I wanted to have a look at making the Agg M adaptive, mainly because it broke down in May.
This is based on the bog standard settings of opening trades at the next close and holding for 1 day. Buy above 0.5 and sell below 0.5. I tested the FTSE 100 and the SPX, results were roughly similar.
'Broke down' is a bit excessive, but especially on the SPX, there were indications in May that the Mean Reversion part of the system was not firing. May saw a huge upsurge in volatility, a market condition that is 'supposed' to good for Mean Reversion, yet the Agg M had its worst month for a long time.
An Adaptive Agg M
I got thinking, well if the Mean Reversion part is falling down, that could be easy to manage and isolate. The indicator is built on the premise that markets are mean reverting in the short term, but what if they stop becoming mean reverting and do something else instead (or the type of mean reversion changes etc?).
So how do we track if the system is starting to become unprofitable?
My intimidate thought was to try the Expected Value levels on a rolling basis to see if it provides an means of switching the entire system on/ off or at least the mean reversion part.
To cut a long (and very boring) story short, I tried many different combination and rolling EV lengths, but applying the filter based on system performance tended to decrease overall performance, not increase it.
The chart below shows the problem visually. The problem with the Agg M, even with the recent under performance is that it is never consistently unprofitable. If anything, there is a rhythm whereby it bounces from weak performance to strong performance and back again. The data is of the FTSE 100 from 1997 to 2010.
A score of 0.5 or above means the system has been profitable for the last 50 periods.
I ran a rolling 50 period correlation comparing today's Expected Value Score with the Expected Value score from 50 periods ago.
The correlation strength waxes and wanes, but the clear bias is for the correlation to be negative. In other words a strong performance 50 periods ago is more likely to mean a weak performance today. Conversely, a weak performance 50 periods ago is more likely to mean a strong performance today.
This makes using an Expected Value filter very hard because each time the system looked like it was about to break down, it was actually more likely to go on and make bigger profits.

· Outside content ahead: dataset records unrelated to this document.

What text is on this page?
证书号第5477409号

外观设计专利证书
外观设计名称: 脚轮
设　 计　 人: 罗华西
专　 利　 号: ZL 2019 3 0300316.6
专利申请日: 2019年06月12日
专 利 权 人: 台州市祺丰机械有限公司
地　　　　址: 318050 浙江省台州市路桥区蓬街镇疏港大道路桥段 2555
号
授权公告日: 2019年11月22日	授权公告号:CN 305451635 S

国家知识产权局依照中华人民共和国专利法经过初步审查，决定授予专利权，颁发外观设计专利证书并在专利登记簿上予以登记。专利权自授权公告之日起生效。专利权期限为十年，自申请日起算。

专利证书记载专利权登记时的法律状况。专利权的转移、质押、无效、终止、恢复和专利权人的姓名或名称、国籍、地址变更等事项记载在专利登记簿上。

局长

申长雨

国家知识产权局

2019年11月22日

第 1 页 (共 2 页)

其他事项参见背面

Correlation does not equal causation, but there appears to have been a relationship there.
Can we use this?
I ran a filter as follows:
Trade the indicator as normal except when today's rolling Expected Value is 50% greater than 50 periods ago. In addition, today's Expected Value also has to be greater than yesterdays. Logically with a negative correlation, this should improve performance because when the EV is 50% higher than the past, the more likely outcome is for the system to under perform, so we cut these trades out.
AggMA = The Adaptive Agg M.
Slightly better performance in 2010, but a better total performance.

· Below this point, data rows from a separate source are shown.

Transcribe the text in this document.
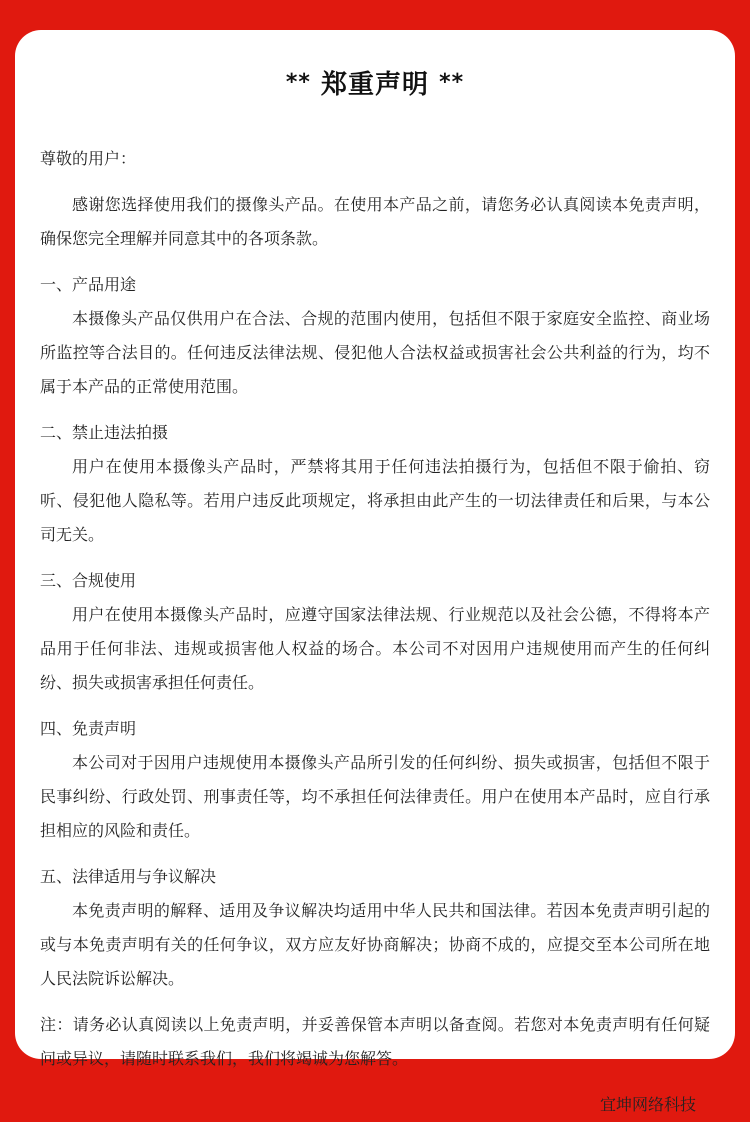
** 郑重声明 **
尊敬的用户：

感谢您选择使用我们的摄像头产品。在使用本产品之前，请您务必认真阅读本免责声明，确保您完全理解并同意其中的各项条款。

一、产品用途

本摄像头产品仅供用户在合法、合规的范围内使用，包括但不限于家庭安全监控、商业场所监控等合法目的。任何违反法律法规、侵犯他人合法权益或损害社会公共利益的行为，均不属于本产品的正常使用范围。

二、禁止违法拍摄

用户在使用本摄像头产品时，严禁将其用于任何违法拍摄行为，包括但不限于偷拍、窃听、侵犯他人隐私等。若用户违反此项规定，将承担由此产生的一切法律责任和后果，与本公司无关。

三、合规使用

用户在使用本摄像头产品时，应遵守国家法律法规、行业规范以及社会公德，不得将本产品用于任何非法、违规或损害他人权益的场合。本公司不对因用户违规使用而产生的任何纠纷、损失或损害承担任何责任。

四、免责声明

本公司对于因用户违规使用本摄像头产品所引发的任何纠纷、损失或损害，包括但不限于民事纠纷、行政处罚、刑事责任等，均不承担任何法律责任。用户在使用本产品时，应自行承担相应的风险和责任。

五、法律适用与争议解决

本免责声明的解释、适用及争议解决均适用中华人民共和国法律。若因本免责声明引起的或与本免责声明有关的任何争议，双方应友好协商解决；协商不成的，应提交至本公司所在地人民法院诉讼解决。

注：请务必认真阅读以上免责声明，并妥善保管本声明以备查阅。若您对本免责声明有任何疑问或异议，请随时联系我们，我们将竭诚为您解答。
宜坤网络科技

While interesting and potentially useful, the findings to not answer my original question on how to tell when Mean Reversion is falling apart. Neither does it provide a good way to finally say that a system has bit the dust. It seems a good way of working out when a method has over performed in the short term, but not as a switch on or switch off, which is what I was looking for.
- Indicators/ methods, just like markets have their own rhythms. Perhaps a completely unprofitable method could be made profitable by exploring its rhythm.
- Perhaps measuring the number of consecutive days a method goes with an EV under 0.5 might help as an off switch.
- Building adaptive systems is bloody difficult!